Connect to your cluster using Kafka Connect

Note

  • This QuickStart assumes that you have created a Pulsar cluster with the Kafka protocol enabled, created a service account, and granted the service account produce and consume permissions to a namespace for the target topic.
  • This QuickStart is developed on a MAC Operating System (OS) environment. If you choose another OS, the commands might vary.

This document shows how to connect to your Pulsar cluster using Kafka Connect through OAuth2 authentication.

Before you begin

Note

  • Before getting the token of a service account, verify that the service account is authorized as a superuser or an admin of the tenants and namespaces.
  • A token has a system-defined Time-To-Live (TTL) of 7 days. Before a token expires, ensure that you generate a new token for your service account.
  • The password for different utilities as kcat will be equal to token:TOKEN
  • Get the JWT token.

    1. On the left navigation pane, click Service Accounts.

    2. In the row of the service account you want to use, in the Token column, click Generate new token, then click the Copy icon to copy the token to your clipboard.

  • Get the service URL of your Pulsar cluster.

    1. On the left navigation pane, in the Admin area, click Pulsar Clusters.
    2. Select the Details tab, and in the Access Points area, click Copy at the end of the row of the Kafka Service URL (TCP).

Configure Elasticsearch

  1. Open a terminal, and run the command below to start an Elasticsearch instance with ports 9200 and 9300.

    docker run --name elastic-1 \
      -p 9200:9200 -p 9300:9300 -it \
      -e "discovery.type=single-node" \
      -e "xpack.security.enabled=false" \
      docker.elastic.co/elasticsearch/elasticsearch:7.17.2
    

    You should see the following output:

    ...output omitted...
    {"@timestamp":"2022-04-15T15:13:17.067Z", "log.level": "INFO", "message":"successfully loaded geoip database file [GeoLite2-Country.mmdb]", "ecs.version": "1.2.0","service.name":"ES_ECS","event.dataset":"elasticsearch.server","process.thread.name":"elasticsearch[efb7b3360ba3][generic][T#7]","log.logger":"org.elasticsearch.ingest.geoip.DatabaseNodeService","elasticsearch.cluster.uuid":"ocHgh5mAQROAlUofYHE3Cg","elasticsearch.node.id":"0aWiWmaBTgC0vdp6Zw_ZnQ","elasticsearch.node.name":"efb7b3360ba3","elasticsearch.cluster.name":"docker-cluster"}
    {"@timestamp":"2022-04-15T15:13:17.118Z", "log.level": "INFO", "message":"successfully loaded geoip database file [GeoLite2-City.mmdb]", "ecs.version": "1.2.0","service.name":"ES_ECS","event.dataset":"elasticsearch.server","process.thread.name":"elasticsearch[efb7b3360ba3][generic][T#13]","log.logger":"org.elasticsearch.ingest.geoip.DatabaseNodeService","elasticsearch.cluster.uuid":"ocHgh5mAQROAlUofYHE3Cg","elasticsearch.node.id":"0aWiWmaBTgC0vdp6Zw_ZnQ","elasticsearch.node.name":"efb7b3360ba3","elasticsearch.cluster.name":"docker-cluster"}
    
  2. Verify that the Elasticsearch instance is started successfully.

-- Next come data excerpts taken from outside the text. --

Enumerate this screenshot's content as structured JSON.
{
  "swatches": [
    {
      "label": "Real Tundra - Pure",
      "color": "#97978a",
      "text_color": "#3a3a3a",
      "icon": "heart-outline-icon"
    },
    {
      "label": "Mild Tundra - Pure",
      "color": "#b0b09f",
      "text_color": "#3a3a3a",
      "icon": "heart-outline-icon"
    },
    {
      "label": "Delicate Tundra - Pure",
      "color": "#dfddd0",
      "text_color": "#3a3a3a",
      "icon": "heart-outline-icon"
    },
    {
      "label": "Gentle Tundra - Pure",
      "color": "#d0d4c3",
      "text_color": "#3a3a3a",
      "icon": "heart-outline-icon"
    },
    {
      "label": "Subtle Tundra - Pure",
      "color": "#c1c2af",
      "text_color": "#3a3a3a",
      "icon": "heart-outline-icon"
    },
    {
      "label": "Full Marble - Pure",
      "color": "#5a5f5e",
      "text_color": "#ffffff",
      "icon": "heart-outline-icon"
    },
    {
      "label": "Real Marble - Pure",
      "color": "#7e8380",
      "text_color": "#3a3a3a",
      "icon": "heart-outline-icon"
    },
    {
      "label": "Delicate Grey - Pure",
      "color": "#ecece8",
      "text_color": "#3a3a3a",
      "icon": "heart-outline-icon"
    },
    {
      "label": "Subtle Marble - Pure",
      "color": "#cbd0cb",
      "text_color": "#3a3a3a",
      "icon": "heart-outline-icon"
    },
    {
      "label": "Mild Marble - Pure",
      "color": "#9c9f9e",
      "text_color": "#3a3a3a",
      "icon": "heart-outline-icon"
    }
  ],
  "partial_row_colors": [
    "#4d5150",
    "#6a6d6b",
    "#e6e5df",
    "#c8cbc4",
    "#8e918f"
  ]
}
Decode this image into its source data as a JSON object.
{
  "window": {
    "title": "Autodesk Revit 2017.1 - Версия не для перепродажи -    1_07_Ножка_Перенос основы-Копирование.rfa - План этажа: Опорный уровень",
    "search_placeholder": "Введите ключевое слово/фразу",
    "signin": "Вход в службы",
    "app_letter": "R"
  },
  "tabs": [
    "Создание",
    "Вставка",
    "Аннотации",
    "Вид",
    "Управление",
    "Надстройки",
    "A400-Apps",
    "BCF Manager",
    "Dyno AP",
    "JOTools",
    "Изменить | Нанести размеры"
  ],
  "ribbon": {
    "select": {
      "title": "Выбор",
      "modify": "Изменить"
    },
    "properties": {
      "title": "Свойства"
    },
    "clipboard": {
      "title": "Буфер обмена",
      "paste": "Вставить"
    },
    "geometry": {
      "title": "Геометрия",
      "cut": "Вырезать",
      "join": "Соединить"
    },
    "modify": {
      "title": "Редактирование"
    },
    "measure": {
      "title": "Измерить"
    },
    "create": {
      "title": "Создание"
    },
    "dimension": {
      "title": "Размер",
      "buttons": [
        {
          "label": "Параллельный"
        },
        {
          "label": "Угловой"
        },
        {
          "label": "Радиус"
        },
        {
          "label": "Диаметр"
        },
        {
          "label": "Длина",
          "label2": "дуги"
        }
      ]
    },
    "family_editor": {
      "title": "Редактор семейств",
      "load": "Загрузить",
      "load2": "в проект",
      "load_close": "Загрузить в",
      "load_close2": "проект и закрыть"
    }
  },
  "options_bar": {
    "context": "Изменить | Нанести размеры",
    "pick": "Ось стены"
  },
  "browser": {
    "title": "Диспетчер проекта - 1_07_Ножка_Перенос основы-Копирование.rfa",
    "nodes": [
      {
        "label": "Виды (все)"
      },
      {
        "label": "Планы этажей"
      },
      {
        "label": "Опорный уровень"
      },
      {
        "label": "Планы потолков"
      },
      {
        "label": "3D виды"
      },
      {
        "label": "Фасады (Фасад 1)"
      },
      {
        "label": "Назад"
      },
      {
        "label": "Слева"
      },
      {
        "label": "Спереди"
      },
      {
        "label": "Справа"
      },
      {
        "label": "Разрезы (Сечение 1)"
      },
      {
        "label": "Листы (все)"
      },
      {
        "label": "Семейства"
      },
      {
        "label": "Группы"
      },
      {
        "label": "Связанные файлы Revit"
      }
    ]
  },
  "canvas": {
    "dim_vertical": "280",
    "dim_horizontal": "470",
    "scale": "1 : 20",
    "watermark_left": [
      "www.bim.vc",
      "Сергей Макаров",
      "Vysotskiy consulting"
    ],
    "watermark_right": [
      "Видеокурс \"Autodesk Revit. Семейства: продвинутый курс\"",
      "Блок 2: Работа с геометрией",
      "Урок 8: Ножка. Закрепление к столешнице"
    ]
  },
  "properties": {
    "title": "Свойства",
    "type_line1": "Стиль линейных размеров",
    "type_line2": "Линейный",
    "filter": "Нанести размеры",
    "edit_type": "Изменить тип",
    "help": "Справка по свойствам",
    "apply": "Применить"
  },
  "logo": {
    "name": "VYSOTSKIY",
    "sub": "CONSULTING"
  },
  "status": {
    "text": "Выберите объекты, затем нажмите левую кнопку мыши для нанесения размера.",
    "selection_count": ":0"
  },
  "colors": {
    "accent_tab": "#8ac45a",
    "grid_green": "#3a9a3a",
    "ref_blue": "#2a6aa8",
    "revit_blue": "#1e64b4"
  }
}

    curl 'http://localhost:9200'
    

    You should see the following output:

    {
      "name": "eaf2be7fe2d6",
      "cluster_name": "docker-cluster",
      "cluster_uuid": "jolOS3_VRGq2-LpZbkT1kw",
      "version": {
        "number": "7.17.2",
        "build_flavor": "default",
        "build_type": "docker",
        "build_hash": "de7261de50d90919ae53b0eff9413fd7e5307301",
        "build_date": "2022-03-28T15:12:21.446567561Z",
        "build_snapshot": false,
        "lucene_version": "8.11.1",
        "minimum_wire_compatibility_version": "6.8.0",
        "minimum_index_compatibility_version": "6.0.0-beta1"
      },
      "tagline": "You Know, for Search"
    }
    

Configure Kafka Connect

Kafka Connect is an integration tool that is released with the Apache Kafka project. It provides reliable data streaming between Apache Kafka and external systems and is both scalable and flexible. Kafka Connect works with Kafka on Pulsar (KoP), which is compatible with the Kafka API.

Kafka Connect uses Source and Sink connectors for integration. Source connectors stream data from an external system to Kafka, while Sink connectors stream data from Kafka to an external system.

Pulsar KoP and elasticsearch with kafka connect

  1. Navigate to the Apache downloads page for Kafka, and click the suggested download link for the Kafka 3.1.0 binary package.

  2. Extract the Kafka binaries folder in the _YOUR_HOME_DIRECTORY_/kafka_2.13-3.1.0 directory that you created earlier.

Download the StreamNative OAuth dependency

# download supplementary libraries
curl -O https://repo1.maven.org/maven2/io/streamnative/pulsar/handlers/oauth-client/3.1.0.1/oauth-client-3.1.0.1.jar --output-dir ./libs

Download the Elasticsearch Sink connector

  1. Create a connectors folder to store all Kafka connectors.

    # switch to your kafka folder
    cd kafka_2.13-3.1.0
    # create a connector folder to store all Kafka connectors
    mkdir connectors
    
  2. Navigate to the Elasticsearch Sink connector and click Download to download the archived binaries.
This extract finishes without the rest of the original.